I‘ve been searching for excellent articles on the implementation of makerspaces in schools. My search has led me down many dead ends. Lots of articles on the makerspace in the library. Many articles on stuff and things to stock the spaces with. What’s missing in the articles? The heart of it all. This quote refocuses my attention on what I love about making and on what I think it offers schools and classrooms:
This quote from Seymour Papert: “The role of the teacher is to create the conditions for invention rather than provide ready-made knowledge.” It says it all really. We don’t need to spoon feed kids. We need to provide opportunities for them to explore, tinker, dream big, fail, bounce back, and repeat. Over and over. The highs and lows of that will be a bit like a rollercoaster. Great learning really is. A great classroom is built on the very thing that feeds those conditions…
Community.
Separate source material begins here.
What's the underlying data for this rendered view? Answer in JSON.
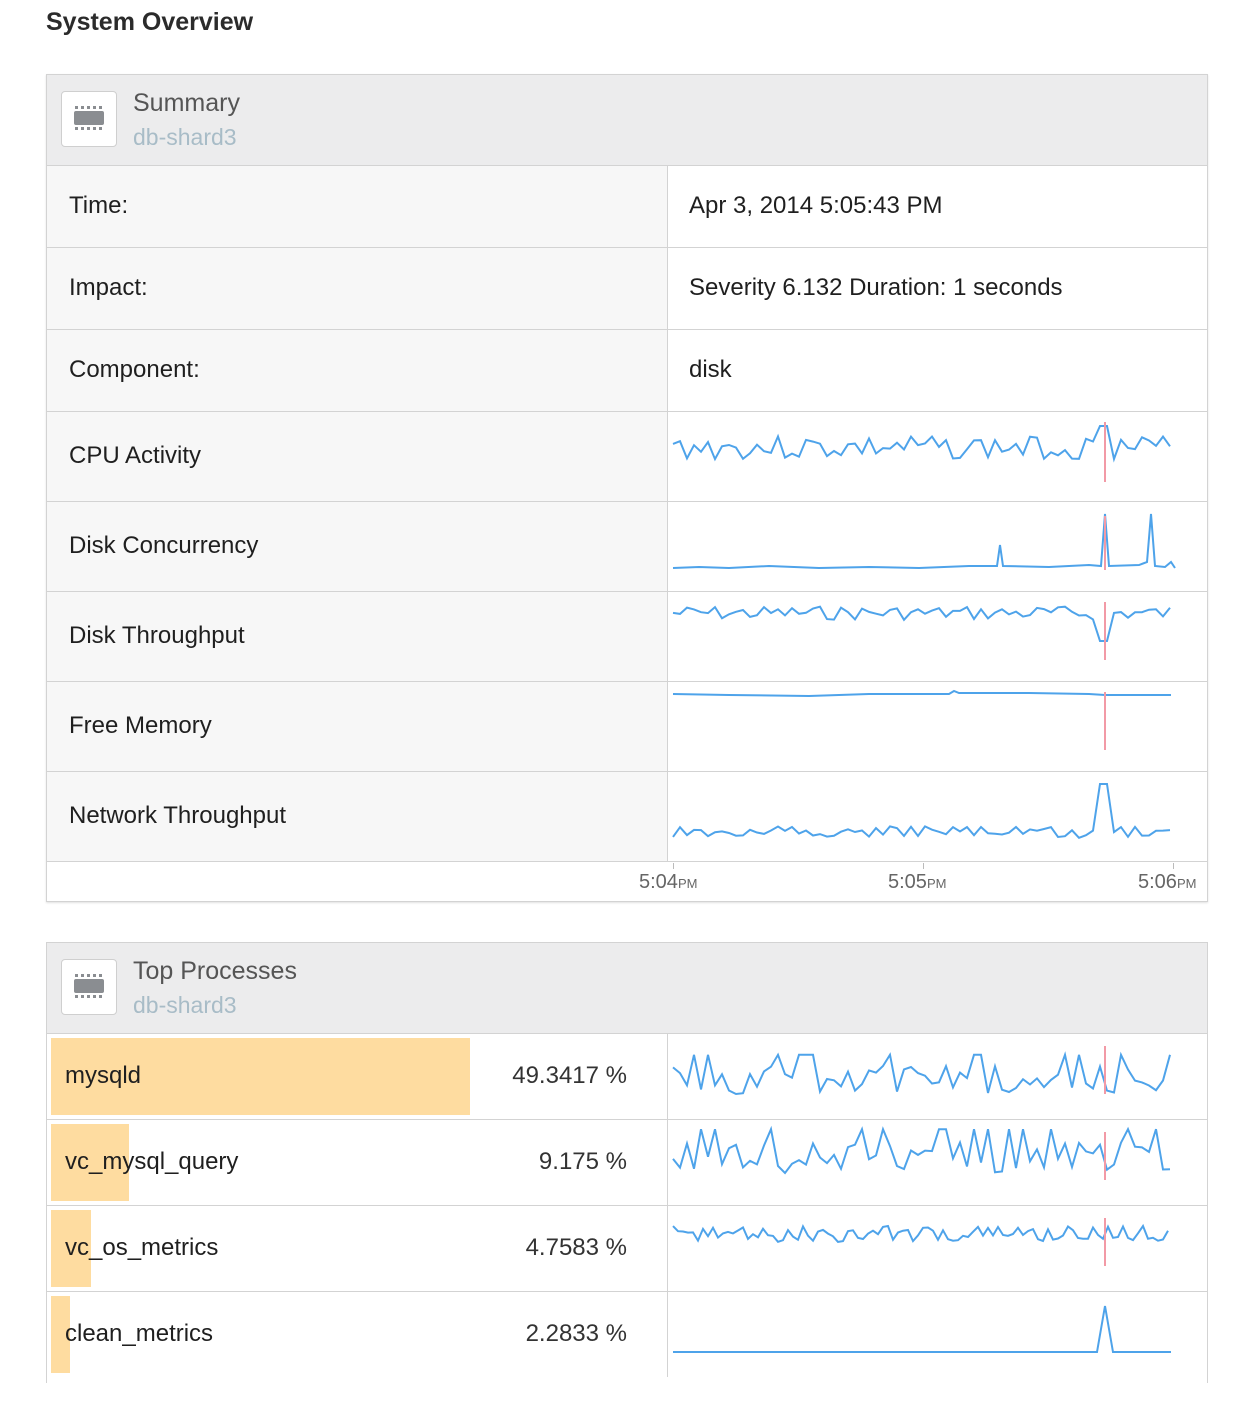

Getting kids to help each other, rely on each other, be a team. The kind of community that has give and take and supports each other. Community takes practice and constant work to build and generate, but it can happen at the youngest levels of learning.
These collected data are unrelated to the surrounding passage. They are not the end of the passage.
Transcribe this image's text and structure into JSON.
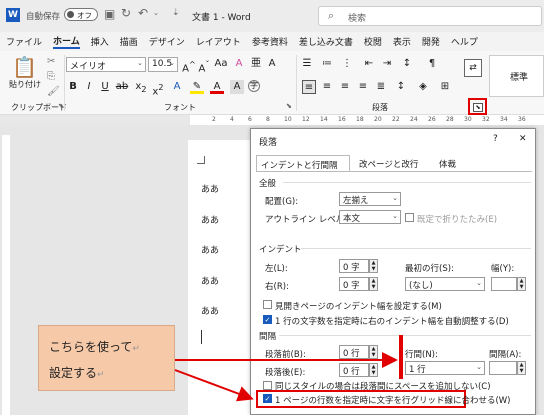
{
  "titlebar": {
    "autosave": "自動保存",
    "toggle": "オフ",
    "doc_title": "文書 1 - Word",
    "search_placeholder": "検索"
  },
  "menu": [
    "ファイル",
    "ホーム",
    "挿入",
    "描画",
    "デザイン",
    "レイアウト",
    "参考資料",
    "差し込み文書",
    "校閲",
    "表示",
    "開発",
    "ヘルプ"
  ],
  "ribbon": {
    "paste": "貼り付け",
    "clipboard": "クリップボード",
    "font_name": "メイリオ",
    "font_size": "10.5",
    "font_group": "フォント",
    "para_group": "段落",
    "style_preview": "標準"
  },
  "ruler_ticks": [
    "2",
    "4",
    "6",
    "8",
    "10",
    "12",
    "14",
    "16",
    "18",
    "20",
    "22",
    "24",
    "26",
    "28",
    "30",
    "32",
    "34",
    "36"
  ],
  "document_lines": [
    "ああ",
    "ああ",
    "ああ",
    "ああ",
    "ああ"
  ],
  "dialog": {
    "title": "段落",
    "help": "?",
    "close": "✕",
    "tabs": [
      "インデントと行間隔",
      "改ページと改行",
      "体裁"
    ],
    "general_heading": "全般",
    "alignment_label": "配置(G):",
    "alignment_value": "左揃え",
    "outline_label": "アウトライン レベル(O):",
    "outline_value": "本文",
    "collapsed_label": "既定で折りたたみ(E)",
    "indent_heading": "インデント",
    "left_label": "左(L):",
    "left_value": "0 字",
    "right_label": "右(R):",
    "right_value": "0 字",
    "first_line_label": "最初の行(S):",
    "first_line_value": "(なし)",
    "width_label": "幅(Y):",
    "mirror_label": "見開きページのインデント幅を設定する(M)",
    "auto_indent_label": "1 行の文字数を指定時に右のインデント幅を自動調整する(D)",
    "spacing_heading": "間隔",
    "before_label": "段落前(B):",
    "before_value": "0 行",
    "after_label": "段落後(E):",
    "after_value": "0 行",
    "line_spacing_label": "行間(N):",
    "line_spacing_value": "1 行",
    "at_label": "間隔(A):",
    "same_style_label": "同じスタイルの場合は段落間にスペースを追加しない(C)",
    "grid_label": "1 ページの行数を指定時に文字を行グリッド線に合わせる(W)"
  },
  "callout": {
    "line1": "こちらを使って",
    "line2": "設定する"
  },
  "colors": {
    "accent": "#185abd",
    "highlight": "#e00000",
    "callout_bg": "#f6c9a8"
  }
}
Deep Thinking. The grueling and exhilarating process of figure out what works from testing, trying again, and trying one more time. Improvements that come from experiences and ideas born out of collaboration.
Growth Mindset: We’re not just reaching for a grade, we’re reaching to improve ourselves. Not understanding it today just means that you have some learning to do. The only REAL way to experience growth is to experience REAL learning. Authentic learning is at the heart of growth mindset… or maybe growth mindset is the heart of authentic learning. Either way, the two are connected.
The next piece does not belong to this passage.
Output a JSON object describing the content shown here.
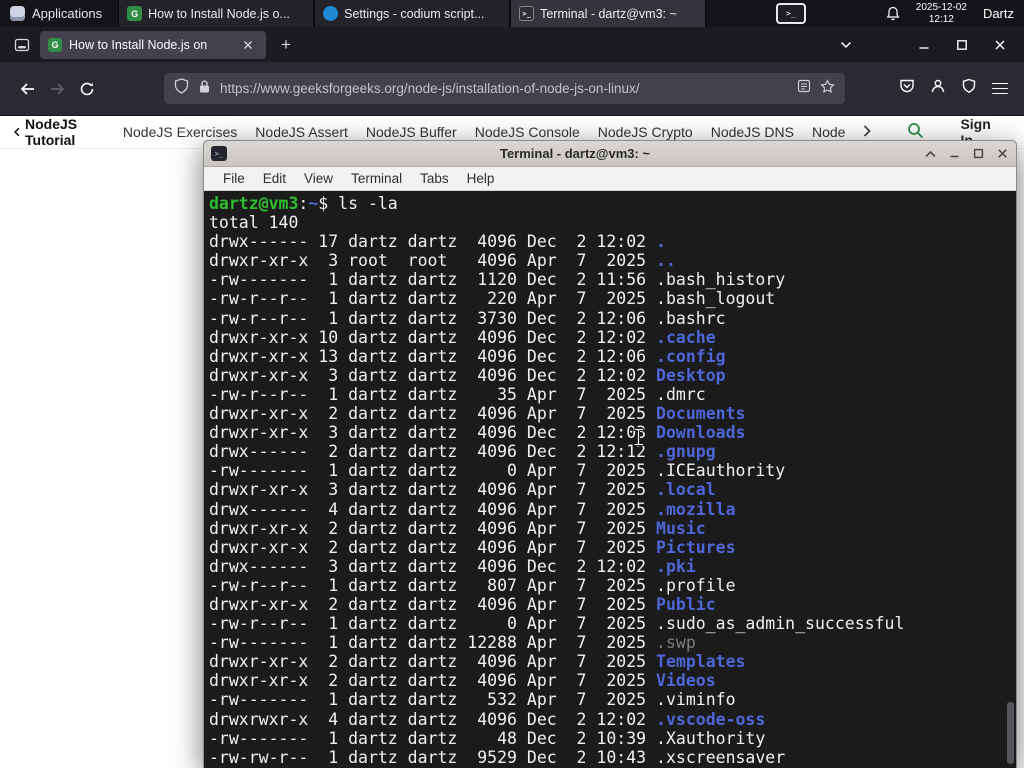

Challenge: School *needs* to be hard. Kids crave challenge. They thrive on it. It’s fun for them and it’s often like play. When they overcome? Nothing beats that kind of joy and pride. Real experiences.
Creativity: When we talk so much about kits with instructions, we fence kids in. Yes, we need to help them understand the basics. But, the beauty in the open ended-ness of kids designing and inventing? It has to be at the forefront of it all.
When I think of these aspects and how they become threads that sew the makerspace into the school like the arteries that lead to a heart to make it beat, I get excited in thinking about what school can become. Those conditions for inventing? They have to be present, or the makerspace is just a room full of stuff. A MakeyMakey might excite students for a day, or a week, but after that? The real work of challenging them, supporting them in growth, pushing their creative thinking, asking the right questions so they can dig deeper in their thinking, and fostering the sense of community…. that work begins. It’s hard. Grueling. And will make you question your own ability to really teach. And that’s when you’ll know something special is happening. Because if you’re not willing to push your own limits, how can you expect your students to?